What was the Western motivation for these transfers? First of all, the special situation of Western Berlin was in question. While Eastern Berlin was the "capital of the GDR," Western Berlin was seen by the GDR as special territory, not part of the FRG. The isolated location gave the East some leverage, but transfers and the transit route helped to foster relations between Western Berlin and the FRG. Moreover, transfers also improved long term relations to the East.

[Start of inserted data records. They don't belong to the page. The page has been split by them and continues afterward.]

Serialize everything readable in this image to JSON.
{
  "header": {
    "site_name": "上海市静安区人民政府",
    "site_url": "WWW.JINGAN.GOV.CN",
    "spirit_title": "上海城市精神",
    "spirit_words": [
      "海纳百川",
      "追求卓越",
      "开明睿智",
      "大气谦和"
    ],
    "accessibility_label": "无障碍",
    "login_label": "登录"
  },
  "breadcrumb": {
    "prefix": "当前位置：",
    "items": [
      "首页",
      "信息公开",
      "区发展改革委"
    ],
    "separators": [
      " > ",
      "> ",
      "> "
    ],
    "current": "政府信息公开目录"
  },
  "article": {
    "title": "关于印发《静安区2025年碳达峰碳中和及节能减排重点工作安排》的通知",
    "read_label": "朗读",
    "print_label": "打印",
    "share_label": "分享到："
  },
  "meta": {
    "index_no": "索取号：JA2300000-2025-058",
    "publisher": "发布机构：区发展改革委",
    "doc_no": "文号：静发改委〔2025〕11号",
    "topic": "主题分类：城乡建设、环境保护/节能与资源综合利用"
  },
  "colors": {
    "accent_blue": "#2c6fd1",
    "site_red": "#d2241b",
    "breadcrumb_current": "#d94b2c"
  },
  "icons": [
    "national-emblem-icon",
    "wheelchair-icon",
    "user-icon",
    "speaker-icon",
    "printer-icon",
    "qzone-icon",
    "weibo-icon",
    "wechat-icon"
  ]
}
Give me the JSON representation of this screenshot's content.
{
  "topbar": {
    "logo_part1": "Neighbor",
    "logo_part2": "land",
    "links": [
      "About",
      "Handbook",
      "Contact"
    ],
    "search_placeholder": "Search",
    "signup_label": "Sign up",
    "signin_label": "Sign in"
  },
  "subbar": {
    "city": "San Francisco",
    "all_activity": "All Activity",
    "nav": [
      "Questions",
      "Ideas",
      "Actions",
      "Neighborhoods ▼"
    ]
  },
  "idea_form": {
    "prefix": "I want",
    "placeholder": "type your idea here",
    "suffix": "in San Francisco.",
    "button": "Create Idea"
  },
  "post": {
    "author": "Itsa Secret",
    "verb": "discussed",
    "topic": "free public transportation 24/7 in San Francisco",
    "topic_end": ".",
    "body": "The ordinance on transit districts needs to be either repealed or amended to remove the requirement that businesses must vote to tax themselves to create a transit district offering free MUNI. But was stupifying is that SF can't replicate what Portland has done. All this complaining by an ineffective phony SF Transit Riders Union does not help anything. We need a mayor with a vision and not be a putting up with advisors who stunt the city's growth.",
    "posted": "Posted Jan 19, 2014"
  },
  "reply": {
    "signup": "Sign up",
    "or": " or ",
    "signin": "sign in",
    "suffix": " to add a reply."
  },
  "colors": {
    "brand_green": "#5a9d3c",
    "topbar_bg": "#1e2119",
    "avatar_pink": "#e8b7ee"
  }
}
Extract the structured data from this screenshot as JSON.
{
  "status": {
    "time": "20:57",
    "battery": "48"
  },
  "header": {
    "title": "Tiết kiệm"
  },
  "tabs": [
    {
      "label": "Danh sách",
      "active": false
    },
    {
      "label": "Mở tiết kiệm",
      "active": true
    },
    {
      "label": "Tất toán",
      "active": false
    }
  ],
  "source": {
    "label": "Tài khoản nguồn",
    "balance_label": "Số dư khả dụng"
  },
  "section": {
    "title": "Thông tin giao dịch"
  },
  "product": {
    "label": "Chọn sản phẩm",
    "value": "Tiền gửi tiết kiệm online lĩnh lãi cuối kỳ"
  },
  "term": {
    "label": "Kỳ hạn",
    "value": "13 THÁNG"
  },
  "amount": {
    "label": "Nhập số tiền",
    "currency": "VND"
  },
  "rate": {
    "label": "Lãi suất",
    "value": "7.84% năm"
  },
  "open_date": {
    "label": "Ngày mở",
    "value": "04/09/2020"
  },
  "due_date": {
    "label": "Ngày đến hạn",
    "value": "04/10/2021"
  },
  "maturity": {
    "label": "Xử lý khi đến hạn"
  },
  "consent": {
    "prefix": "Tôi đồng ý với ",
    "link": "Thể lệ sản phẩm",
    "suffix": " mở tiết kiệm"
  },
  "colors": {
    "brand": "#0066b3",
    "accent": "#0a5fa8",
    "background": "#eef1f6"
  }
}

While direct conditionality was avoided, financial transfers were sometimes openly, sometimes implicitly linked to improvements in East-West relations. This concerns the border regime with the many dead fugitives as the most visible point of Western criticism. But this concerns also the increased possibilities of personal visits of people from both parts of Germany. In 1987, far more than three million Eastern Germans could visit the Western part of Germany. This not only was important for the families and their cross-border ties, but it also confirmed the status of Germany as one nation.
Complexity of impacts
Did economic co-operation before 1989 facilitate the survival of the regime or did it accelerate its decline? In a retrospective, it becomes clear that economic co-operation is Janus-faced. Later accounts of East German politburo officials show that without Western financial aid the GDR might have collapsed even earlier than 1989.
The last two Socialist governments in late 1989 and 1990, led by Krenz and Modrow, tried desperately to get another Western German credit to stabilise their political situation. Critics note that Western German financial flows might have unnecessarily prolonged Socialist survival in the GDR.
But on the other hand, East-West economic co-operation might have had a decisive impact on peaceful unification. Western aid and trade could not overcome the economic difficulties of centrally planned economies, but it could alleviate the poor living conditions in the GDR while simultaneously improving official relations. The leadership of the GDR was always aware of the long-term destabilising impact of these relations for their regime.
This is the reason why they tried to avoid the co-operation in the form of joint ventures like in the late 1980s other Socialist countries tried out. Even if the Western financial flows might have extended survival of the socialist regime, it is questionable if an earlier collapse in the early or mid-1980s in the different international environment would also have led to a peaceful unification process.
In a comparison of the results of transformation processes in Central Europe and in other regions, like the Balkans, the political and economic stability after transformation is striking. In that respect, the later German unification was helpful for stabilisation: without the dissolution of the Eastern bloc made possible by Gorbachev's renouncement of the Breznhev doctrine, a destabilised Eastern Germany would have led to unpredictable consequences.
Dr Bernhard Seliger, 8 January 2001
The author works at the Graduate School of International Area Studies of Hankuk University of Foreign Studies and does also research at the University of Witten/Herdecke, Germany.